Led by Johnny Ludvigsson, Professor Emeritus of Paediatrics at Linköping University, clinical trials were conducted on the treatment with alum-formulated GAD65 (GAD-alum) for patients with recent-onset type 1 diabetes mellitus. Three years ago, researchers showed in a phase 2 trial that this type of vaccination could retard the degradation of beta-cells. At a four-year follow-up it was established that C-peptide (a measure of endogenous insulin production) was significantly higher in patients who had fallen ill less than six months before the start of the study, compared to that of a control group.
For the phase 3 trial, 334 patients 10 to 20 of age, with type 1 diabetes were recruited. Within three months after diagnosis, patients were randomly assigned to receive one of three study treatments:
- Four doses of GAD-alum
- Two doses of GAD-alum followed by two doses of placebo
- Four doses of placebo
The authors of the article in this week's edition of NEJM ask the question: "Why did this phase 3 study show a lack of efficacy, in contrast to our earlier phase 2 study?"
Seasonal variations in the immune system may play a role and have been proposed as one possible explanation. When the material is broken down into subgroups, it appears that the treatment had significant effect among those patients who received their first GAD-alum dose during March or April, which was the period when all patients in the phase 2 trial were vaccinated.
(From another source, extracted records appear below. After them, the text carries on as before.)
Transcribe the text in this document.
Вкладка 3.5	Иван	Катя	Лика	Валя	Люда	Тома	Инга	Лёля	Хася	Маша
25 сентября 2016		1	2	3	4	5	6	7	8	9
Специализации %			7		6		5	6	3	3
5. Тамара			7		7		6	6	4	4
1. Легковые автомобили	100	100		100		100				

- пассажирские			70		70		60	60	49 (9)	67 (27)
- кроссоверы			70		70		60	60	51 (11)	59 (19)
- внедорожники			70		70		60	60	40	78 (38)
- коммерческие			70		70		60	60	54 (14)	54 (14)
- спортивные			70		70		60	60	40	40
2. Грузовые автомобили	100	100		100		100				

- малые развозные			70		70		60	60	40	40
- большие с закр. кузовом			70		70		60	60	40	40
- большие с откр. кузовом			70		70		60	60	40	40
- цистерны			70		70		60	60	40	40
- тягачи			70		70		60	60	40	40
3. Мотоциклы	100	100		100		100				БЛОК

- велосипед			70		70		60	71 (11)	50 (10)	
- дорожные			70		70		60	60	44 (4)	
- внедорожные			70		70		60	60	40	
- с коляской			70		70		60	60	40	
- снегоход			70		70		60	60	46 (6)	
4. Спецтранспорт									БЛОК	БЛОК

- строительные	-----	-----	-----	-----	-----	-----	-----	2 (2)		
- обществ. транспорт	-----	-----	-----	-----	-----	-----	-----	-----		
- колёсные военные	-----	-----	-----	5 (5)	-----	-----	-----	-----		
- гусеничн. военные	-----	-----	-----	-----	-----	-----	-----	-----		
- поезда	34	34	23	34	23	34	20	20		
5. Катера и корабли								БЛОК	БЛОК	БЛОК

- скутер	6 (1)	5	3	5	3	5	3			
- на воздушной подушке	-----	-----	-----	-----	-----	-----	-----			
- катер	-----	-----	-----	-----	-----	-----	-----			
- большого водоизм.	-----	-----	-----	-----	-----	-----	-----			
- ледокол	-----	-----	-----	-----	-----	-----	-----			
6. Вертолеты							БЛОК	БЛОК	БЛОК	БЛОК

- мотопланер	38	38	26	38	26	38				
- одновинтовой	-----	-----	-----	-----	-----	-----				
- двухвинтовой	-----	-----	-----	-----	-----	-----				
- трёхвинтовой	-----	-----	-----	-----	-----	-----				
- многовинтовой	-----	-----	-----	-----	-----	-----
Another discrepancy that may have been significant for the results was that the phase 3 study coincided with the outbreak of the swine influenza epidemic, which led to widespread vaccination. The diabetic patients who were not vaccinated against influenza within 150 days responded better to the GAD-alum treatment than the others in the study. Additional factors affecting the results can be related to age and gender. The effects were significant for boys in the large European phase 3 trial.
The authors write that treatment for type 1 diabetes will probably be based on knowledge gained from this and other studies of single agents or combination therapies. Further analyses are under way addressing, partly the results following a longer follow-up than 15 months, and partly how the immune system responds.
"We have not given up, rather we still believe that the GAD-alum may prove to be an important part of both future prevention and treatment of type 1 diabetes," says Johnny Ludvigsson.
More information: GAD 65 antigen therapy in recently diagnosed type 1 diabetes mellitus by Ludvigsson et al. New England Journal of Medicine 366:5, 2 February 2012.